Save the Gum Trees of Wattle Grove co-ordinator Vanessa Mazza said the 13 trees on Welshpool Road East were scheduled to be cut down next month to create a slip road to access the St Peters Jacobite Syrian Church development, approved by the City of Kalamunda last year.
Ms Mazza called for the trees to be given state heritage protection.
“Two of the most mature trees have circumferences of 3.7m and 3.4m,” she said.
“We need to use this issue as a springboard to push for definitive and meaningful laws for tree protection in the face of accelerating urbanisation.
“We held an emergency meeting today and the response has been overwhelming with the community and those further afield wanting to protect these beautiful and significant trees.
“After the meeting attendees walked from Wandilla Nursery to the trees carrying 13 hearts with personalised messages and signatures and staked them near the trees.”
Ms Mazza said Mayor Andrew Waddell had promised to talk to Main Roads WA with a view to saving the trees.
“The fear is the council does not seem to be bearing responsibility and is instead passing blame on to Main Roads,” she said.
“Meanwhile the trees are still at risk.”
East Metro MLC Tim Clifford said community concern about the removal of the trees highlighted the need for comprehensive community consultation.
“Kalamunda, a shire known for its green spaces, has approved a development for a place of worship that will see the removal of trees to make way for a slip road on Welshpool Road East,” he said.
“The (City) took a number of proposals to Main Roads who insisted that the slip road must be built to ensure safe access to the new development.
“There must be a better way to ensure safe access to the site and still keep these trees, particularly as the amount of traffic that will access the site is so low and limited to weekends.

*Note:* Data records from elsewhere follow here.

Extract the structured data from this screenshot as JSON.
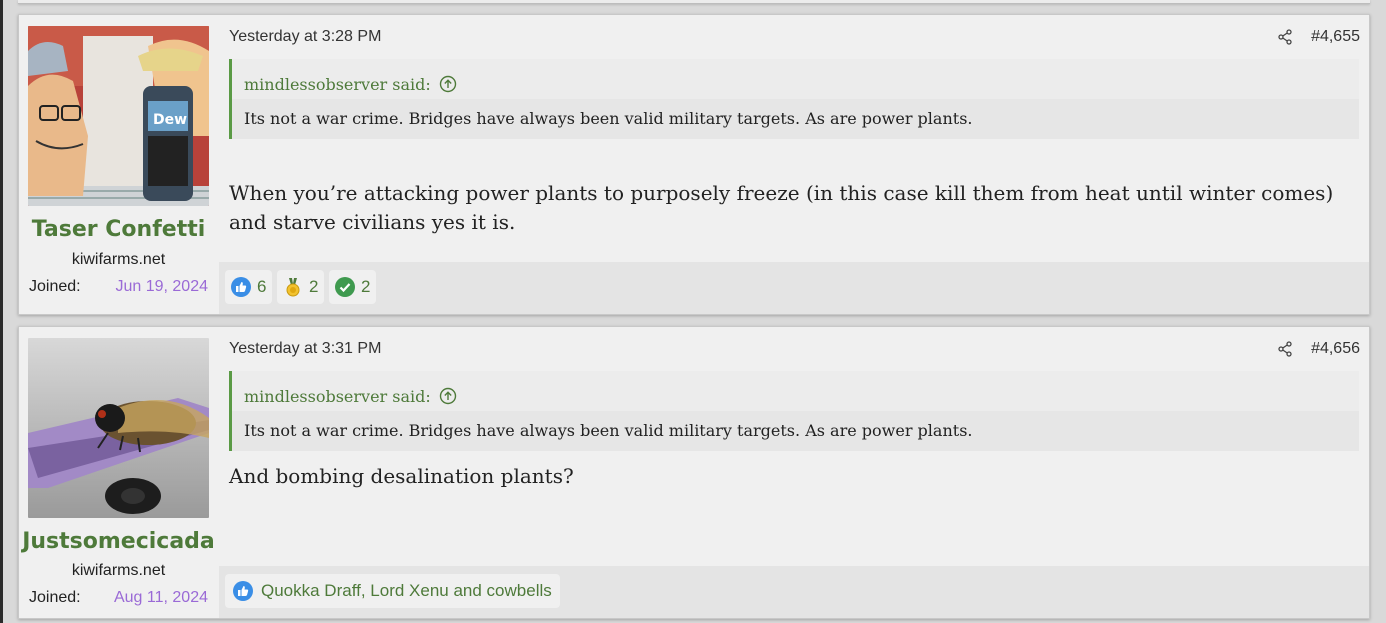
{
  "posts": [
    {
      "username": "Taser Confetti",
      "site": "kiwifarms.net",
      "joined_label": "Joined:",
      "joined_date": "Jun 19, 2024",
      "date": "Yesterday at 3:28 PM",
      "post_number": "#4,655",
      "quote_author": "mindlessobserver said:",
      "quote_text": "Its not a war crime. Bridges have always been valid military targets. As are power plants.",
      "message": "When you’re attacking power plants to purposely freeze (in this case kill them from heat until winter comes) and starve civilians yes it is.",
      "reactions": [
        {
          "icon": "thumbs-up-icon",
          "count": "6"
        },
        {
          "icon": "medal-icon",
          "count": "2"
        },
        {
          "icon": "check-icon",
          "count": "2"
        }
      ]
    },
    {
      "username": "Justsomecicada",
      "site": "kiwifarms.net",
      "joined_label": "Joined:",
      "joined_date": "Aug 11, 2024",
      "date": "Yesterday at 3:31 PM",
      "post_number": "#4,656",
      "quote_author": "mindlessobserver said:",
      "quote_text": "Its not a war crime. Bridges have always been valid military targets. As are power plants.",
      "message": "And bombing desalination plants?",
      "reaction_list": "Quokka Draff, Lord Xenu and cowbells"
    }
  ],
  "colors": {
    "accent_green": "#4e7a3a",
    "quote_border": "#5a9a45",
    "joined_date": "#9a6ad6",
    "like_blue": "#3a8ee6"
  }
}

“Why is it so often that trees become the victim to short cuts in planning decisions?
“This welcoming avenue of trees makes a strong entry statement to Lesmurdie.

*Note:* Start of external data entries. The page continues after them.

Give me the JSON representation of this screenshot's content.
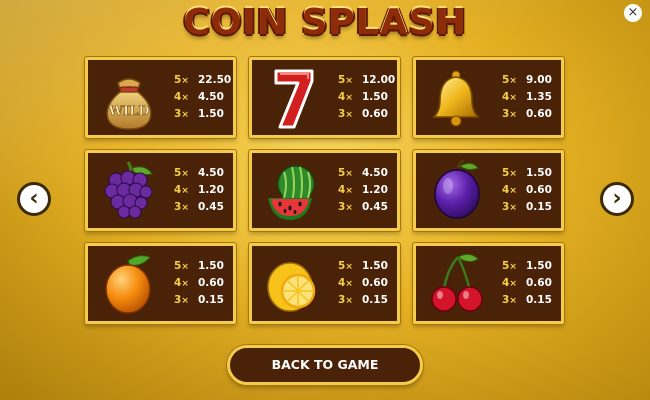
{
  "game": {
    "title": "COIN SPLASH",
    "close_glyph": "×"
  },
  "nav": {
    "prev_glyph": "‹",
    "next_glyph": "›"
  },
  "symbols": [
    {
      "name": "wild-bag",
      "wild_label": "WILD",
      "pays": [
        {
          "mult": "5",
          "value": "22.50"
        },
        {
          "mult": "4",
          "value": "4.50"
        },
        {
          "mult": "3",
          "value": "1.50"
        }
      ]
    },
    {
      "name": "seven",
      "pays": [
        {
          "mult": "5",
          "value": "12.00"
        },
        {
          "mult": "4",
          "value": "1.50"
        },
        {
          "mult": "3",
          "value": "0.60"
        }
      ]
    },
    {
      "name": "bell",
      "pays": [
        {
          "mult": "5",
          "value": "9.00"
        },
        {
          "mult": "4",
          "value": "1.35"
        },
        {
          "mult": "3",
          "value": "0.60"
        }
      ]
    },
    {
      "name": "grapes",
      "pays": [
        {
          "mult": "5",
          "value": "4.50"
        },
        {
          "mult": "4",
          "value": "1.20"
        },
        {
          "mult": "3",
          "value": "0.45"
        }
      ]
    },
    {
      "name": "watermelon",
      "pays": [
        {
          "mult": "5",
          "value": "4.50"
        },
        {
          "mult": "4",
          "value": "1.20"
        },
        {
          "mult": "3",
          "value": "0.45"
        }
      ]
    },
    {
      "name": "plum",
      "pays": [
        {
          "mult": "5",
          "value": "1.50"
        },
        {
          "mult": "4",
          "value": "0.60"
        },
        {
          "mult": "3",
          "value": "0.15"
        }
      ]
    },
    {
      "name": "orange",
      "pays": [
        {
          "mult": "5",
          "value": "1.50"
        },
        {
          "mult": "4",
          "value": "0.60"
        },
        {
          "mult": "3",
          "value": "0.15"
        }
      ]
    },
    {
      "name": "lemon",
      "pays": [
        {
          "mult": "5",
          "value": "1.50"
        },
        {
          "mult": "4",
          "value": "0.60"
        },
        {
          "mult": "3",
          "value": "0.15"
        }
      ]
    },
    {
      "name": "cherries",
      "pays": [
        {
          "mult": "5",
          "value": "1.50"
        },
        {
          "mult": "4",
          "value": "0.60"
        },
        {
          "mult": "3",
          "value": "0.15"
        }
      ]
    }
  ],
  "multiplier_sign": "×",
  "back_button": {
    "label": "BACK TO GAME"
  },
  "colors": {
    "card_bg": "#4a2207",
    "card_border": "#f4cc4b",
    "multiplier": "#f5d048",
    "background": "#e7b224"
  }
}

“It is no longer acceptable for the council to just be perfunctory in its consultation methods especially when it comes to locals and their environment.”
In response to community enquiries, the City said a number of options were investigated to try to prevent the removal of the trees, however road safety was considered a higher priority.
“Tree removal arising from the development is necessary to ensure the safety of vehicles on Welshpool Road East,” the statement said.
“All tree removals and road works are being arranged by the developer for the site, and are due to begin on October 2. The City’s staff is monitoring the work.
“Following completion of the road works, the developer is also required to plant replacement trees in different locations at the City’s direction.”